I’m fascinated by the way quotes lead to quotes, books to lead to books and back again.
Did you read the last post here, the quote from Elsie Kitching about Charlotte Mason’s respect for other people’s wills? According to Kitching, Mason somehow had no urge to “fix people,” including her student teachers. She was intelligent, educated, and older than they were; but she never liked, as she said, “to play Sir Oracle.” We can assume this perspective applied to children as well, since her first principle was that they were “born persons.” She referred many times to the work of the Holy Spirit in people’s lives, that the Spirit of God directed every part of education and that it was not for us to meddle with that.
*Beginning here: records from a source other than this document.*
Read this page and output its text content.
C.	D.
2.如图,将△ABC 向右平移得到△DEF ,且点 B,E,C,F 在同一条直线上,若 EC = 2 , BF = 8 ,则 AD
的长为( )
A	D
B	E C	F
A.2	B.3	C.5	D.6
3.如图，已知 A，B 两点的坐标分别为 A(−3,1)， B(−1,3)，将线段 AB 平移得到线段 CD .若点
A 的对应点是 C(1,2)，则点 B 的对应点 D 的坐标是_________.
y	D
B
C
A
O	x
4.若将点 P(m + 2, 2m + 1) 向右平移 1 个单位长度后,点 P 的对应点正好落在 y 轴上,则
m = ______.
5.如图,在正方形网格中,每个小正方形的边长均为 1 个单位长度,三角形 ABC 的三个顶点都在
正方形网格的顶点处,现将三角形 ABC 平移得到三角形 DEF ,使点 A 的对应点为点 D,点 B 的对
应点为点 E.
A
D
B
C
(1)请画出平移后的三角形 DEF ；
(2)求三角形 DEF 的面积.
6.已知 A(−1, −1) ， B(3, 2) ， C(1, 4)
Recently I read Jan Karon’s new Mitford novel, Come Rain or Come Shine, and she quoted this passage from Frederick Buechner’s Telling Secrets:.
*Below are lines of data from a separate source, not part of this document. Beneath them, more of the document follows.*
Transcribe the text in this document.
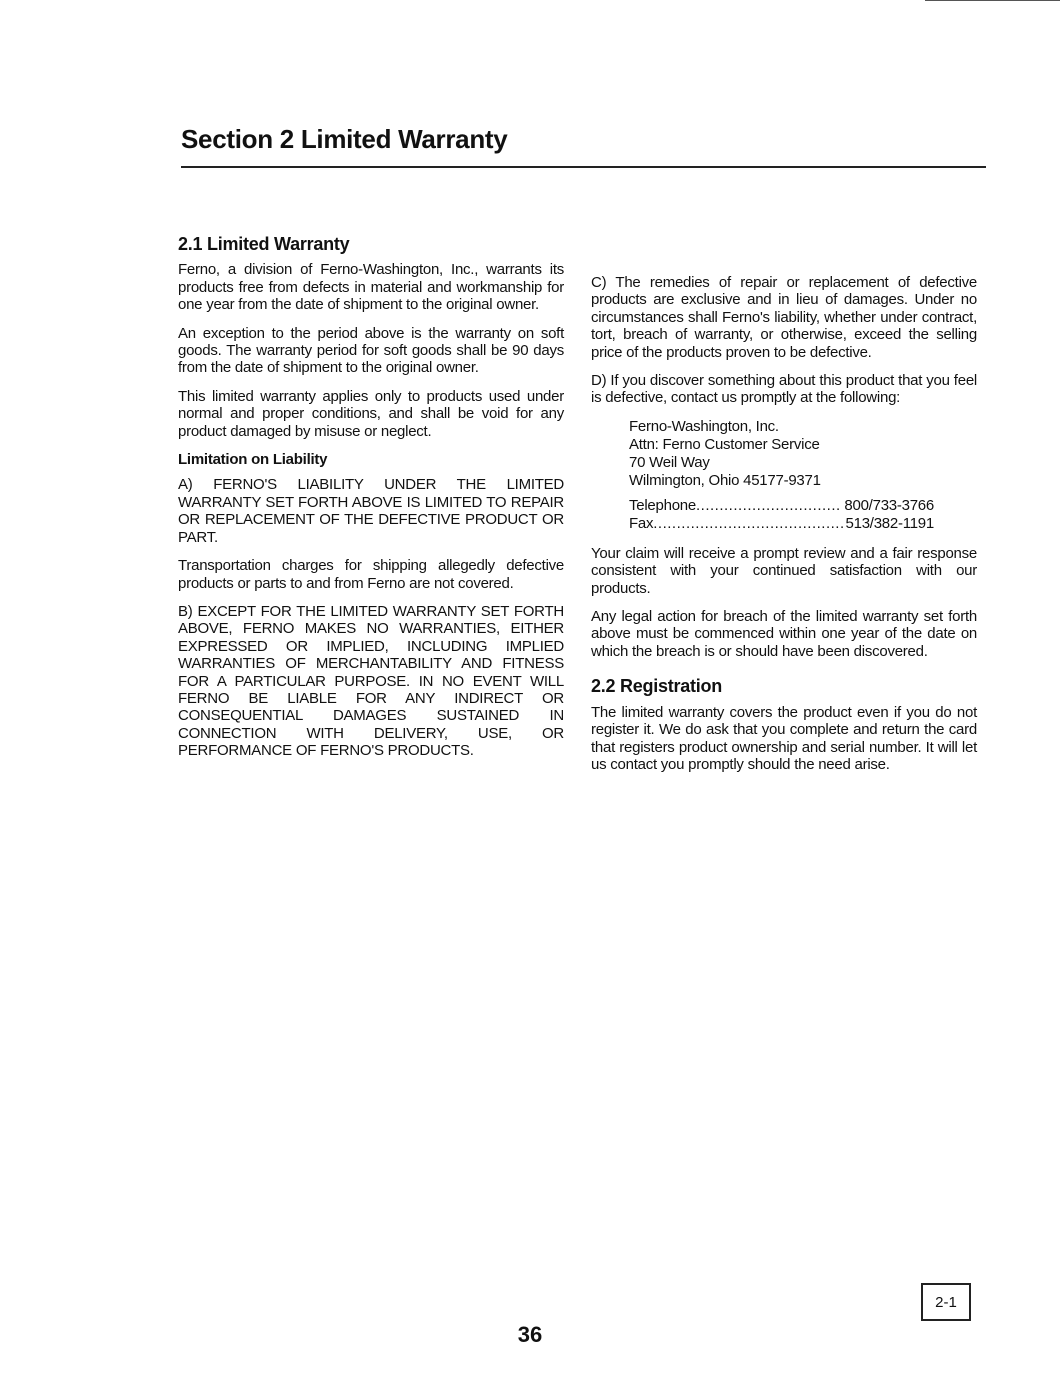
Section 2 Limited Warranty
2.1 Limited Warranty

Ferno, a division of Ferno-Washington, Inc., warrants its products free from defects in material and workmanship for one year from the date of shipment to the original owner.

An exception to the period above is the warranty on soft goods. The warranty period for soft goods shall be 90 days from the date of shipment to the original owner.

This limited warranty applies only to products used under normal and proper conditions, and shall be void for any product damaged by misuse or neglect.

Limitation on Liability

A) FERNO'S LIABILITY UNDER THE LIMITED WARRANTY SET FORTH ABOVE IS LIMITED TO REPAIR OR REPLACEMENT OF THE DEFECTIVE PRODUCT OR PART.

Transportation charges for shipping allegedly defective products or parts to and from Ferno are not covered.

B) EXCEPT FOR THE LIMITED WARRANTY SET FORTH ABOVE, FERNO MAKES NO WARRANTIES, EITHER EXPRESSED OR IMPLIED, INCLUDING IMPLIED WARRANTIES OF MERCHANTABILITY AND FITNESS FOR A PARTICULAR PURPOSE. IN NO EVENT WILL FERNO BE LIABLE FOR ANY INDIRECT OR CONSEQUENTIAL DAMAGES SUSTAINED IN CONNECTION WITH DELIVERY, USE, OR PERFORMANCE OF FERNO'S PRODUCTS.

C) The remedies of repair or replacement of defective products are exclusive and in lieu of damages. Under no circumstances shall Ferno's liability, whether under contract, tort, breach of warranty, or otherwise, exceed the selling price of the products proven to be defective.

D) If you discover something about this product that you feel is defective, contact us promptly at the following:

Ferno-Washington, Inc.
Attn: Ferno Customer Service
70 Weil Way
Wilmington, Ohio 45177-9371
Telephone .....	800/733-3766
Fax .....	513/382-1191

Your claim will receive a prompt review and a fair response consistent with your continued satisfaction with our products.

Any legal action for breach of the limited warranty set forth above must be commenced within one year of the date on which the breach is or should have been discovered.

2.2 Registration

The limited warranty covers the product even if you do not register it. We do ask that you complete and return the card that registers product ownership and serial number. It will let us contact you promptly should the need arise.

2-1
36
“Stop trying to protect, to rescue, to judge, to manage the lives around you . . . remember that the lives of others are not your business. They are their business. They are God’s business . . . even your own life is not your business. It also is God’s business. Leave it to God. It is an astonishing thought. It can become a life-transforming thought . . . ”
We don’t have to be anxious because we can’t manage other people’s lives for them. It doesn’t mean that we don’t care, don’t love; it means that we respect their right to be persons before God.